Notably, like the late, great Power Trip, with whom the band were friends, Gatecreeper’s energised, street-smart heaviness is finding favour with plenty of people who otherwise would give death metal the big swerve, doing for it a similar thing to what Turnstile have for hardcore.
An example: a couple of years ago, Chase got a call from an old pal. He’d been playing Gatecreeper to a friend, a music guy he’d been working for, who was into Power Trip and some other metal bands. He was apparently really into what he heard. He’s going to be coming through Arizona soon, Chase’s mate said, so wanna hang out? Oh, the friend’s name is Post Malone.

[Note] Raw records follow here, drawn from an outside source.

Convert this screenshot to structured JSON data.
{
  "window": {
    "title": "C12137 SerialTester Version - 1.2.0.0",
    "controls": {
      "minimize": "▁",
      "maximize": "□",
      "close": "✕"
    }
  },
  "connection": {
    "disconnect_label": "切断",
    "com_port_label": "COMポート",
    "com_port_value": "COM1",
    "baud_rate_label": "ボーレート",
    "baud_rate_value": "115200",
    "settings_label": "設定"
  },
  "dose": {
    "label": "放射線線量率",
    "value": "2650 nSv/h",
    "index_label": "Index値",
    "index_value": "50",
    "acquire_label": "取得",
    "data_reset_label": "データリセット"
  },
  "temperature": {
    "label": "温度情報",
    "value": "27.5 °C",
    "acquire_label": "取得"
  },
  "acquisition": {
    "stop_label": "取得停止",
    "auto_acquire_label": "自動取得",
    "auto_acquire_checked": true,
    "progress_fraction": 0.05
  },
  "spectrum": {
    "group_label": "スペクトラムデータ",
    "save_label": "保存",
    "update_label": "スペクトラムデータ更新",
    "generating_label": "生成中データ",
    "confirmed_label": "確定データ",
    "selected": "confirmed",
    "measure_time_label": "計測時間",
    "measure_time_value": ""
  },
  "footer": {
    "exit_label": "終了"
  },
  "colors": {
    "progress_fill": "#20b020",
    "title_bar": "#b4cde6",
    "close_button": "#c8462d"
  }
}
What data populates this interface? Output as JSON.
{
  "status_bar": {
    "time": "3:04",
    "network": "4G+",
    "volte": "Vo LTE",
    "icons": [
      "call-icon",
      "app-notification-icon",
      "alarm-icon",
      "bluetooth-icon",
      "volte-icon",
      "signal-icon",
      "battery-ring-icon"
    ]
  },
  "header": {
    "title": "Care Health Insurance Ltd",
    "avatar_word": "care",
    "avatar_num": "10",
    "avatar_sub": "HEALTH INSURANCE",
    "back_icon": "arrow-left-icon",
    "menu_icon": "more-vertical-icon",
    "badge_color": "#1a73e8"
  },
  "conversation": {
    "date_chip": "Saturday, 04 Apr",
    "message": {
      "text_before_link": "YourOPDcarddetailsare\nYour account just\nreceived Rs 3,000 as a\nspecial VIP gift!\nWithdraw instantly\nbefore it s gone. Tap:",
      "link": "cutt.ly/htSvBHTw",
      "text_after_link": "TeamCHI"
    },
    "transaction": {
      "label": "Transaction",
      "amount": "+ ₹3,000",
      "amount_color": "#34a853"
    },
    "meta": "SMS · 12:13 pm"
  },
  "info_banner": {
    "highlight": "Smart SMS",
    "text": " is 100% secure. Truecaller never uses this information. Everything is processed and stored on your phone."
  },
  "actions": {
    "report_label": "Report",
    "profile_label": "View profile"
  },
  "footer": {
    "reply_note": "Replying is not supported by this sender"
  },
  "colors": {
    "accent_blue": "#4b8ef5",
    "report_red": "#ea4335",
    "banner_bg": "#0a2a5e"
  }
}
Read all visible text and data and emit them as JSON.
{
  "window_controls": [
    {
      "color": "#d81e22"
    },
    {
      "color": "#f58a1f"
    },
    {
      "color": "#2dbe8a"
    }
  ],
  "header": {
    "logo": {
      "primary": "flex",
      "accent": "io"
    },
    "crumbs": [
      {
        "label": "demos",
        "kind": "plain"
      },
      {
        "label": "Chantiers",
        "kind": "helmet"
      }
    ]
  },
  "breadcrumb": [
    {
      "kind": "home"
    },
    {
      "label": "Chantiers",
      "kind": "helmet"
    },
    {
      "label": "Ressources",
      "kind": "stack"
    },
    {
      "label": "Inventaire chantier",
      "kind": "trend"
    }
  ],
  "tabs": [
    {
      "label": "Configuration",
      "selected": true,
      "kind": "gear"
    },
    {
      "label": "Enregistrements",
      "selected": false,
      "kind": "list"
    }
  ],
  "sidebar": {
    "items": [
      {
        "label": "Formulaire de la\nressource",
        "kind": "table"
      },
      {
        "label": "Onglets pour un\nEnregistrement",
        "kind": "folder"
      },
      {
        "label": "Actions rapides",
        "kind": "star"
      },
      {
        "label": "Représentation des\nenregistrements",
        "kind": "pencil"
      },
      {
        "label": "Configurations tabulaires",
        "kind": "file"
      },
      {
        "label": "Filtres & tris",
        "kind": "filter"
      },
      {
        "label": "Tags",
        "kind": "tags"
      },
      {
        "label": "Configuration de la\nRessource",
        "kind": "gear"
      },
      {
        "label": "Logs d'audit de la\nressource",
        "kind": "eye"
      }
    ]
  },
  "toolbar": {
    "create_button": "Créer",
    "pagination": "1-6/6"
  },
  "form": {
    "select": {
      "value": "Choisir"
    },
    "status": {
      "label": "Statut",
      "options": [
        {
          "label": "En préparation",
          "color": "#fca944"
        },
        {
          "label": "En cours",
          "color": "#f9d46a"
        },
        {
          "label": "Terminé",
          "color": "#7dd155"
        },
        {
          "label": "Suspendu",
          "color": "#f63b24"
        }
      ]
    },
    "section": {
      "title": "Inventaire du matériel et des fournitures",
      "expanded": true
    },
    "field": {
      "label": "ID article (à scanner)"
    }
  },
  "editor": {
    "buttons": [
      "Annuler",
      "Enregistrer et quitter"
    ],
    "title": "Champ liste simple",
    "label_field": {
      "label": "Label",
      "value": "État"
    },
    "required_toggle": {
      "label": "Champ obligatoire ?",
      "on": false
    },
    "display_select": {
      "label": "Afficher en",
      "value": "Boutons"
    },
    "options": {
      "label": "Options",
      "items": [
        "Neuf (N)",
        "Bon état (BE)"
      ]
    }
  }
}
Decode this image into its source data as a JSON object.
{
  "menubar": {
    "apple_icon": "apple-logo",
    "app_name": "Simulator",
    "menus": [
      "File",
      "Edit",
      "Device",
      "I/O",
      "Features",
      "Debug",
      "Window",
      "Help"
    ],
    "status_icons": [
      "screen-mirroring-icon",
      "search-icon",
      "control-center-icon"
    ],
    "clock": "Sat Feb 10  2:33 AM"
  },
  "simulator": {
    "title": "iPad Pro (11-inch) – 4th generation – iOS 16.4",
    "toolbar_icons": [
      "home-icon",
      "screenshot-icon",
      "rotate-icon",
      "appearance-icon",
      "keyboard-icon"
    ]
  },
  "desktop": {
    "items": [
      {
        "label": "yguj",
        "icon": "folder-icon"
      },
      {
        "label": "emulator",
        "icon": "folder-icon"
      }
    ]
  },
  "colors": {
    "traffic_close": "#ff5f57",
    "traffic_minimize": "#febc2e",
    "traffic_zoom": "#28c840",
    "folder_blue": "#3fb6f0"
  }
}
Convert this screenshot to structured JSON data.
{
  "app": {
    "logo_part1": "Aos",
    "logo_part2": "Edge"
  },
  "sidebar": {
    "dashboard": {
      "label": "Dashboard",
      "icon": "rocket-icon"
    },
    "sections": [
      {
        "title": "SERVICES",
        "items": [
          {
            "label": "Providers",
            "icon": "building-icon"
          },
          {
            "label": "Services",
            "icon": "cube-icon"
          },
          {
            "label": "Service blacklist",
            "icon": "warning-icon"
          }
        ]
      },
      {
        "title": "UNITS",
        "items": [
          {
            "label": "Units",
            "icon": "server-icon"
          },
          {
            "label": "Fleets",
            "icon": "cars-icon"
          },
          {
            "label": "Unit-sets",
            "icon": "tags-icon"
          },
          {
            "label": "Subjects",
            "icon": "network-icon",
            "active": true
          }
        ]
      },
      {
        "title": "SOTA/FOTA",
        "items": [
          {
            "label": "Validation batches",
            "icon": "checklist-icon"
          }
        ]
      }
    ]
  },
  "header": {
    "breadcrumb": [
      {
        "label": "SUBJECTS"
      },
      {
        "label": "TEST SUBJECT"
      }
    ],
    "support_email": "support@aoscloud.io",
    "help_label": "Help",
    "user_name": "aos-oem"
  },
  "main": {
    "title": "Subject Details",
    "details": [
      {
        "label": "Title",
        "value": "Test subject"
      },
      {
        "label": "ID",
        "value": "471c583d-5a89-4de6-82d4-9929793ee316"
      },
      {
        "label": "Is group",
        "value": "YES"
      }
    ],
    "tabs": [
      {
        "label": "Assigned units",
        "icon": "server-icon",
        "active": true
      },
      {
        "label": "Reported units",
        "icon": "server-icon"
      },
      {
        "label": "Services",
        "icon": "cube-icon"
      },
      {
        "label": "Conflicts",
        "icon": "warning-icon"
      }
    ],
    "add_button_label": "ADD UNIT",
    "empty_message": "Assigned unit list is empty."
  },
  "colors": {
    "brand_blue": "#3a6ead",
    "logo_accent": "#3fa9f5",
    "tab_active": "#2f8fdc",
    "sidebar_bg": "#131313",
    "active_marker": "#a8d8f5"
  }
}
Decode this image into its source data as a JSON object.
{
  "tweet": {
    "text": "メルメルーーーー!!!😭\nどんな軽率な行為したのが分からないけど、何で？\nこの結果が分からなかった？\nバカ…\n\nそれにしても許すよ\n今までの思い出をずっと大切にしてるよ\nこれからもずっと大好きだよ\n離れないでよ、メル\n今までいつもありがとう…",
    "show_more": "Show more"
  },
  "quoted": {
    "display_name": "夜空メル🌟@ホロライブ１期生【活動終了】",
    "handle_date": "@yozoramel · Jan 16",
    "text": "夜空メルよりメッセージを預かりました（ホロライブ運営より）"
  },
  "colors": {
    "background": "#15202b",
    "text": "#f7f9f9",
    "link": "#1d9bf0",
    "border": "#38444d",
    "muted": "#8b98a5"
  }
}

“I was like, ‘Fuck yeah!’” recalls Chase today. “The first time I met him we were backstage playing beer pong. He was doing it with beer and I had cups of water. But other times I’ve met up with him, it was like hanging out with friends that I’ve known for a long time that are really into music, recommending bands, pulling albums up on our phones. He’s a genuine person who’s genuinely into music and doing his thing. He’s cool. He’s a good guy.”
In fact, the loveable biro-faced rap king dug Gatecreeper so much he invited them to come and play his Posty Fest bash last year. “I’m sure a lot of people saw our name for the first time on that flyer and were like, ‘What is this?’” laughs Chase.
In the event, the whole thing was cancelled due to COVID. But the very fact it was down to happen underlines exactly what Gatecreeper are doing. Their name would have been the only one on the poster to also have shared stages with Dying Fetus, Incantation and Carcass, but it’s also easy to see such a fixture working.
“If we get to be the entry point for someone to be like, ‘I’ve never heard a death metal band, but now I’m going to check out Morbid Angel,’ then that’s cool,” he grins. “I’m definitely not gonna be mad about it – it’s awesome!
“I remember discovering this kind of music myself,” Chase continues. “My dad was pretty up on technology – we got the internet pretty early on – so I’d spend time finding albums online, you know, illegally. You’d see Black Dahlia Murder referencing At The Gates, and that’s how I checked out [ATG classic responsible for most metalcore bands’ riffs] Slaughter Of The Soul. That was my entryway into going deep into all that old Swedish stuff.
“If someone hears us and has a similar thing,” he finishes with a proud beam, “then our job is done.”